A superb documentation and clear examples are essential for lint rules. This needs to be (semi-)automatically generated with minimal - in an ideal world zero - extra mental effort from the developer.
22.11.2020
As of now, a lint rule documentation has two main parts:
- the rule itself, like ID, description, etc.
- the test cases of the rule, which needs to be parsed from the corresponding test file.

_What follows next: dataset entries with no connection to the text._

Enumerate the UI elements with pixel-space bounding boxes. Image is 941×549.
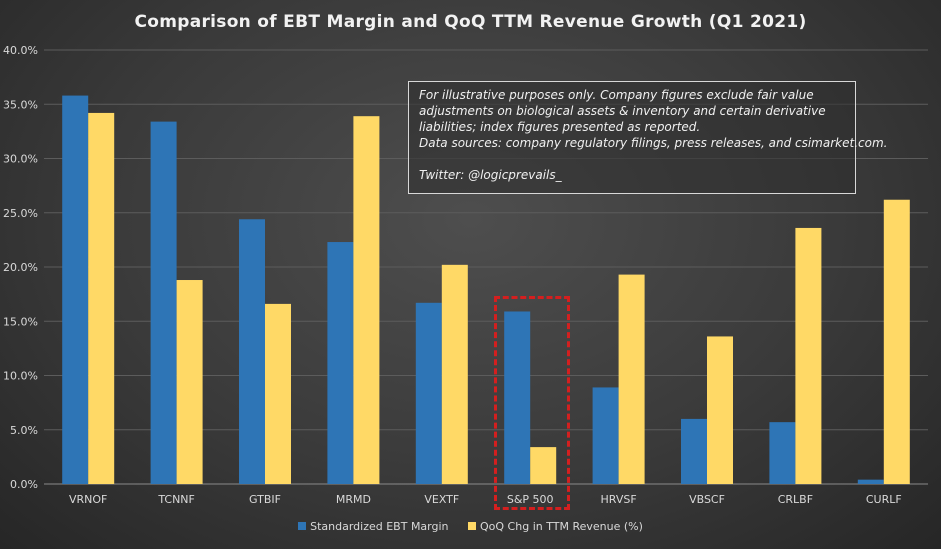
x-tick-label: CRLBF bbox=[778, 493, 813, 506]
bar-ebt-margin bbox=[239, 219, 265, 484]
y-tick-label: 10.0% bbox=[3, 370, 38, 383]
bar-revenue-growth bbox=[530, 447, 557, 484]
legend-swatch-yellow bbox=[468, 522, 477, 530]
x-tick-label: VBSCF bbox=[689, 493, 725, 506]
bar-ebt-margin bbox=[592, 387, 619, 484]
chart-title: Comparison of EBT Margin and QoQ TTM Rev… bbox=[134, 12, 807, 32]
legend-label: Standardized EBT Margin bbox=[310, 520, 449, 533]
bar-ebt-margin bbox=[504, 311, 531, 484]
disclaimer-note-box: For illustrative purposes only. Company … bbox=[408, 81, 888, 194]
bar-ebt-margin bbox=[415, 302, 442, 484]
note-line: Data sources: company regulatory filings… bbox=[419, 136, 888, 150]
bar-ebt-margin bbox=[857, 479, 884, 484]
bar-ebt-margin bbox=[327, 242, 354, 484]
legend-item-revenue-growth: QoQ Chg in TTM Revenue (%) bbox=[468, 520, 643, 533]
bar-revenue-growth bbox=[883, 199, 910, 485]
y-tick-label: 35.0% bbox=[3, 98, 38, 111]
y-tick-label: 40.0% bbox=[3, 44, 38, 57]
x-tick-label: MRMD bbox=[336, 493, 371, 506]
legend-swatch-blue bbox=[298, 522, 307, 530]
x-tick-label: VEXTF bbox=[424, 493, 459, 506]
y-tick-label: 20.0% bbox=[3, 261, 38, 274]
note-line: liabilities; index figures presented as … bbox=[419, 120, 701, 134]
bar-revenue-growth bbox=[795, 227, 822, 484]
y-tick-label: 30.0% bbox=[3, 153, 38, 166]
bar-revenue-growth bbox=[441, 264, 468, 484]
legend-item-ebt-margin: Standardized EBT Margin bbox=[298, 520, 449, 533]
x-tick-label: TCNNF bbox=[157, 493, 195, 506]
bar-ebt-margin bbox=[62, 95, 89, 484]
x-tick-label: HRVSF bbox=[601, 493, 637, 506]
bar-revenue-growth bbox=[353, 116, 380, 484]
bar-ebt-margin bbox=[681, 418, 707, 484]
note-line bbox=[419, 151, 845, 167]
bar-revenue-growth bbox=[88, 112, 115, 485]
bar-revenue-growth bbox=[265, 303, 291, 484]
y-tick-label: 5.0% bbox=[10, 424, 38, 437]
note-line: For illustrative purposes only. Company … bbox=[419, 88, 814, 102]
x-tick-label: VRNOF bbox=[69, 493, 107, 506]
x-tick-label: CURLF bbox=[866, 493, 902, 506]
x-tick-label: S&P 500 bbox=[507, 493, 554, 506]
legend-label: QoQ Chg in TTM Revenue (%) bbox=[480, 520, 643, 533]
y-tick-label: 0.0% bbox=[10, 478, 38, 491]
note-line-twitter: Twitter: @logicprevails_ bbox=[419, 168, 562, 182]
bar-revenue-growth bbox=[618, 274, 645, 484]
y-tick-label: 25.0% bbox=[3, 207, 38, 220]
bar-revenue-growth bbox=[707, 336, 733, 484]
note-line: adjustments on biological assets & inven… bbox=[419, 104, 826, 118]
bar-revenue-growth bbox=[176, 280, 203, 484]
legend: Standardized EBT Margin QoQ Chg in TTM R… bbox=[0, 520, 941, 533]
bar-ebt-margin bbox=[769, 422, 796, 484]
x-tick-label: GTBIF bbox=[249, 493, 281, 506]
sp500-highlight-box bbox=[494, 296, 570, 510]
y-tick-label: 15.0% bbox=[3, 315, 38, 328]
bar-ebt-margin bbox=[150, 121, 177, 485]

Two options were considered for the latter:
- parse from AST
- pro:
- test data is defined right inside the test function
- test data can be in any format, inside an anonymous struct
- no global variable
- con:
- AST parsing can be tedious
- need additional conventions
- pro:
- define test data and add it to a global test data map
- pro:
- no need to parse AST
- the data is readily available for consumption
- con:
- global test data object
- testcase structs need to implement a common interface -> no anonymous structs
- pro:
25.11.2020
After implementing both as an at least 80% ready PoC, a better solution was devised:
- Instead of an interface, just mandate, that each rule's test case struct has the following fields, next to any other freely chosen ones:
IsViolation
bool
ExampleName
string
DocsContext
string
Here the last one is the interesting one. It's serves as a template string, and the fields are coming from it's parent, the test case struct itself. This makes it possible, to have any other field that may partially serve as a test case example, while not duplicating code which would easily lead to code and docs being out-of-sync.
Example:
IsViolation: false,
ExampleName: "One stage FROM ubuntu:20.04.",
StageBaseName: "ubuntu:20.04",
DocsContext: "`FROM` {{ .StageBaseName }}",
Here the test docs uses the the base stage's name, while the test docs reuses it for it's FROM
statement.
This concept is further extenable to the ExampleName field as well. Due to available time and keeping the test names human readable, this is postponed.
26.11.2020
The only remaining question is how to build this efficiently, since these anonymus typed test cases only available from test scopes.